The Zionist state of Israel has been in occupation of the West Bank and Gaza since 1967. Over this period it has at one time or another arrested over 650,000 Palestinians – more than 20% of the total population of the West Bank or Gaza. The entire occupation is illegal under international law, as is Israel’s policy of transferring detainees from the occupied territories to prisons in its own territory and of course, its torture and maltreatment of detainees. However, the pressure it has faced from the international community over this issue has been insignificant at best and non-existent at worst. In the meantime, the international community has been preoccupied with the only Israeli prisoner in Palestinian custody, Gilad Shalit, the soldier captured by Hamas in 2006. The European Union has participated directly in efforts to secure his release and his case is well known and publicised throughout the world. He has been made an honorary citizen of Paris, New Orleans and Miami, and his continued detention by Hamas is even given as a justification for the siege of Gaza. President Nicholas Sarkozy of France has become personally involved in Shalit’s case, meeting with his family and condemning Shalit’s imprisonment in the strongest possible terms. French Foreign Minister Michele Alliot-Marie was mobbed by an angry crowd in Gaza when she met with Shalit’s family and ignored the issue of Palestinian prisoners. It is a little known fact that it is Israeli intransigence which has kept Shalit in captivity for so long. Hamas has declared its willingness to release him if Israel releases 1,000 of the Palestinian prisoners it is holding, including all the women and all of the children.
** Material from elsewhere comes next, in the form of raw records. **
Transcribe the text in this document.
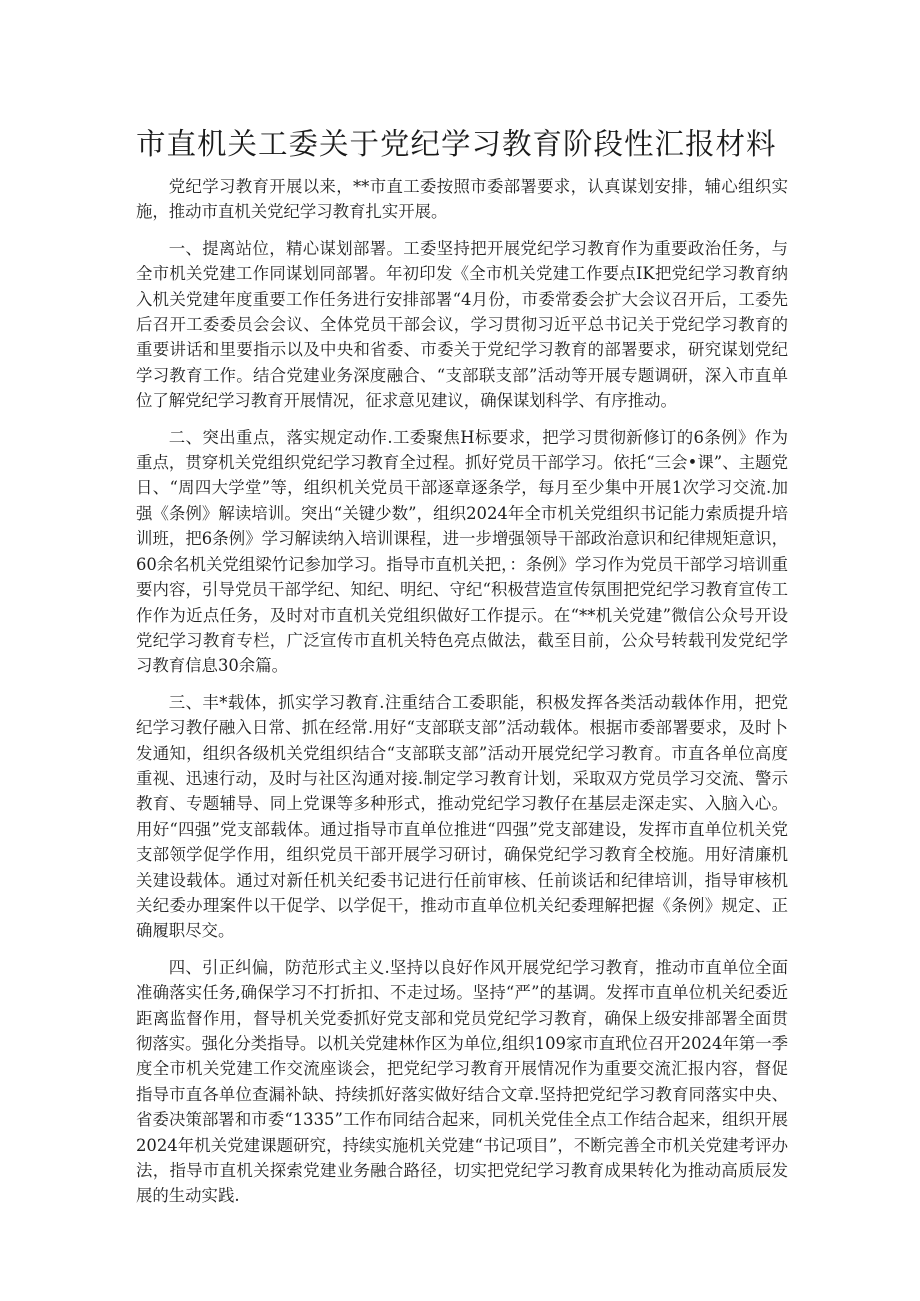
市直机关工委关于党纪学习教育阶段性汇报材料

党纪学习教育开展以来，**市直工委按照市委部署要求，认真谋划安排，辅心组织实施，推动市直机关党纪学习教育扎实开展。

一、提离站位，精心谋划部署。工委坚持把开展党纪学习教育作为重要政治任务，与全市机关党建工作同谋划同部署。年初印发《全市机关党建工作要点IK把党纪学习教育纳入机关党建年度重要工作任务进行安排部署“4月份，市委常委会扩大会议召开后，工委先后召开工委委员会会议、全体党员干部会议，学习贯彻习近平总书记关于党纪学习教育的重要讲话和里要指示以及中央和省委、市委关于党纪学习教育的部署要求，研究谋划党纪学习教育工作。结合党建业务深度融合、“支部联支部”活动等开展专题调研，深入市直单位了解党纪学习教育开展情况，征求意见建议，确保谋划科学、有序推动。

二、突出重点，落实规定动作.工委聚焦H标要求，把学习贯彻新修订的6条例》作为重点，贯穿机关党组织党纪学习教育全过程。抓好党员干部学习。依托“三会•课”、主题党日、“周四大学堂”等，组织机关党员干部逐章逐条学，每月至少集中开展1次学习交流.加强《条例》解读培训。突出“关键少数”，组织2024年全市机关党组织书记能力索质提升培训班，把6条例》学习解读纳入培训课程，进一步增强领导干部政治意识和纪律规矩意识，60余名机关党组梁竹记参加学习。指导市直机关把，：条例》学习作为党员干部学习培训重要内容，引导党员干部学纪、知纪、明纪、守纪“积极营造宣传氛围把党纪学习教育宣传工作作为近点任务，及时对市直机关党组织做好工作提示。在“**机关党建”微信公众号开设党纪学习教育专栏，广泛宣传市直机关特色亮点做法，截至目前，公众号转载刊发党纪学习教育信息30余篇。

三、丰*载体，抓实学习教育.注重结合工委职能，积极发挥各类活动载体作用，把党纪学习教仔融入日常、抓在经常.用好“支部联支部”活动载体。根据市委部署要求，及时卜发通知，组织各级机关党组织结合“支部联支部”活动开展党纪学习教育。市直各单位高度重视、迅速行动，及时与社区沟通对接.制定学习教育计划，采取双方党员学习交流、警示教育、专题辅导、同上党课等多种形式，推动党纪学习教仔在基层走深走实、入脑入心。用好“四强”党支部载体。通过指导市直单位推进“四强”党支部建设，发挥市直单位机关党支部领学促学作用，组织党员干部开展学习研讨，确保党纪学习教育全校施。用好清廉机关建设载体。通过对新任机关纪委书记进行任前审核、任前谈话和纪律培训，指导审核机关纪委办理案件以干促学、以学促干，推动市直单位机关纪委理解把握《条例》规定、正确履职尽交。

四、引正纠偏，防范形式主义.坚持以良好作风开展党纪学习教育，推动市直单位全面准确落实任务,确保学习不打折扣、不走过场。坚持“严”的基调。发挥市直单位机关纪委近距离监督作用，督导机关党委抓好党支部和党员党纪学习教育，确保上级安排部署全面贯彻落实。强化分类指导。以机关党建林作区为单位,组织109家市直玳位召开2024年第一季度全市机关党建工作交流座谈会，把党纪学习教育开展情况作为重要交流汇报内容，督促指导市直各单位查漏补缺、持续抓好落实做好结合文章.坚持把党纪学习教育同落实中央、省委决策部署和市委“1335”工作布同结合起来，同机关党佳全点工作结合起来，组织开展2024年机关党建课题研究，持续实施机关党建“书记项目”，不断完善全市机关党建考评办法，指导市直机关探索党建业务融合路径，切实把党纪学习教育成果转化为推动高质辰发展的生动实践.
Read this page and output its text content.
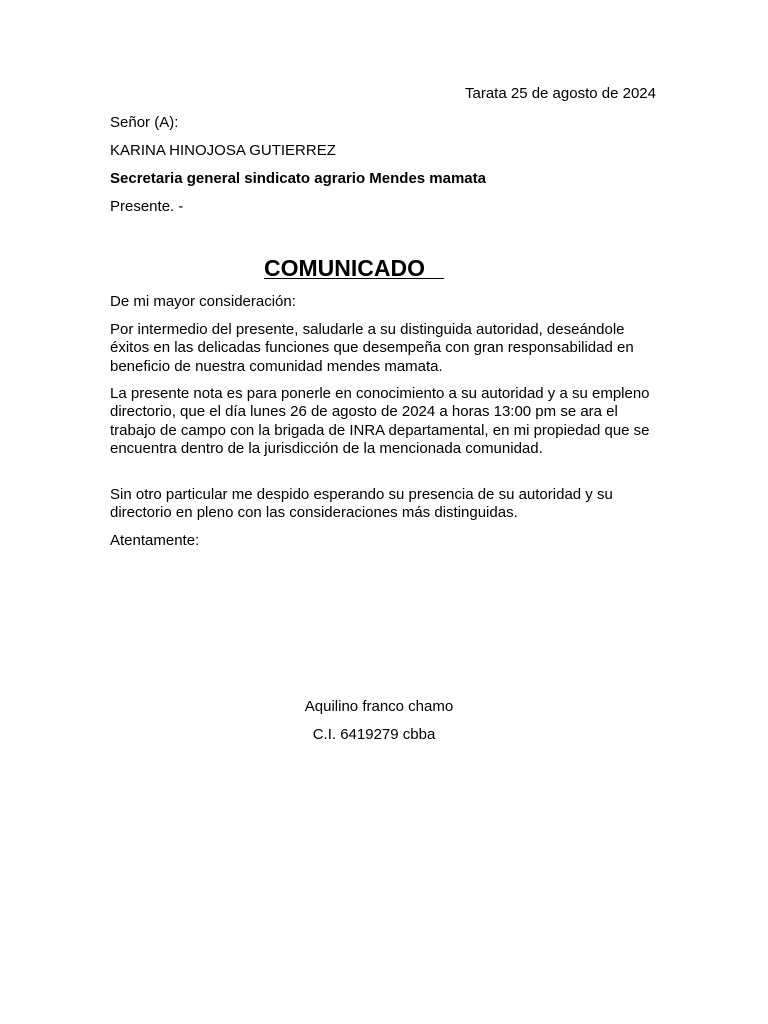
Tarata 25 de agosto de 2024
Señor (A):
KARINA HINOJOSA GUTIERREZ
Secretaria general sindicato agrario Mendes mamata
Presente. -
COMUNICADO

De mi mayor consideración:

Por intermedio del presente, saludarle a su distinguida autoridad, deseándole éxitos en las delicadas funciones que desempeña con gran responsabilidad en beneficio de nuestra comunidad mendes mamata.

La presente nota es para ponerle en conocimiento a su autoridad y a su empleno directorio, que el día lunes 26 de agosto de 2024 a horas 13:00 pm se ara el trabajo de campo con la brigada de INRA departamental, en mi propiedad que se encuentra dentro de la jurisdicción de la mencionada comunidad.

Sin otro particular me despido esperando su presencia de su autoridad y su directorio en pleno con las consideraciones más distinguidas.

Atentamente:

Aquilino franco chamo
C.I. 6419279 cbba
But Israel refuses to release some of the prisoners that Hamas has asked for in exchange for Shalit, including Marwan Barghouthi, a key leader of the Palestinian intifada which broke out in 2000.

Israel would like the world to believe that Marwan Barghouthi is a murderer but his real crime is leading an effective campaign against Israel’s military occupation between 2000 and 2002. Most of the Palestinians Israel is holding are either totally innocent and do not know why they are being held, or they are only there because they have taken part in resistance activities against the Israeli occupation. Armed resistance to occupation is a right enshrined in international law; Palestinian resistance is, however, often entirely non-violent civil protest and completely peaceful. Israel’s definition of security, its eternal justification for holding Palestinian prisoners, is so broad that it doesn’t even give the Palestinians the most basic rights of free speech and free association. As one Israeli observer noted, were such measures to be applied to the Israeli public, half of the governing Likud party would be in jail.

It is time for the international community to stand up to Israel’s illegal and unjustified detention of thousands of Palestinians. The world quite rightly took note of and protested about the detention of Nelson Mandela in apartheid South Africa, and the detention of Aung San Suu Kyi in Burma. The Palestinians in Israeli jails are there for the same reason that these leaders were imprisoned in their respective countries; they too refuse to live under tyranny and oppression. Why, then, should Palestinians be less deserving of the world’s support for their freedom?

The views expressed in this article belong to the author and do not necessarily reflect the editorial policy of Middle East Monitor.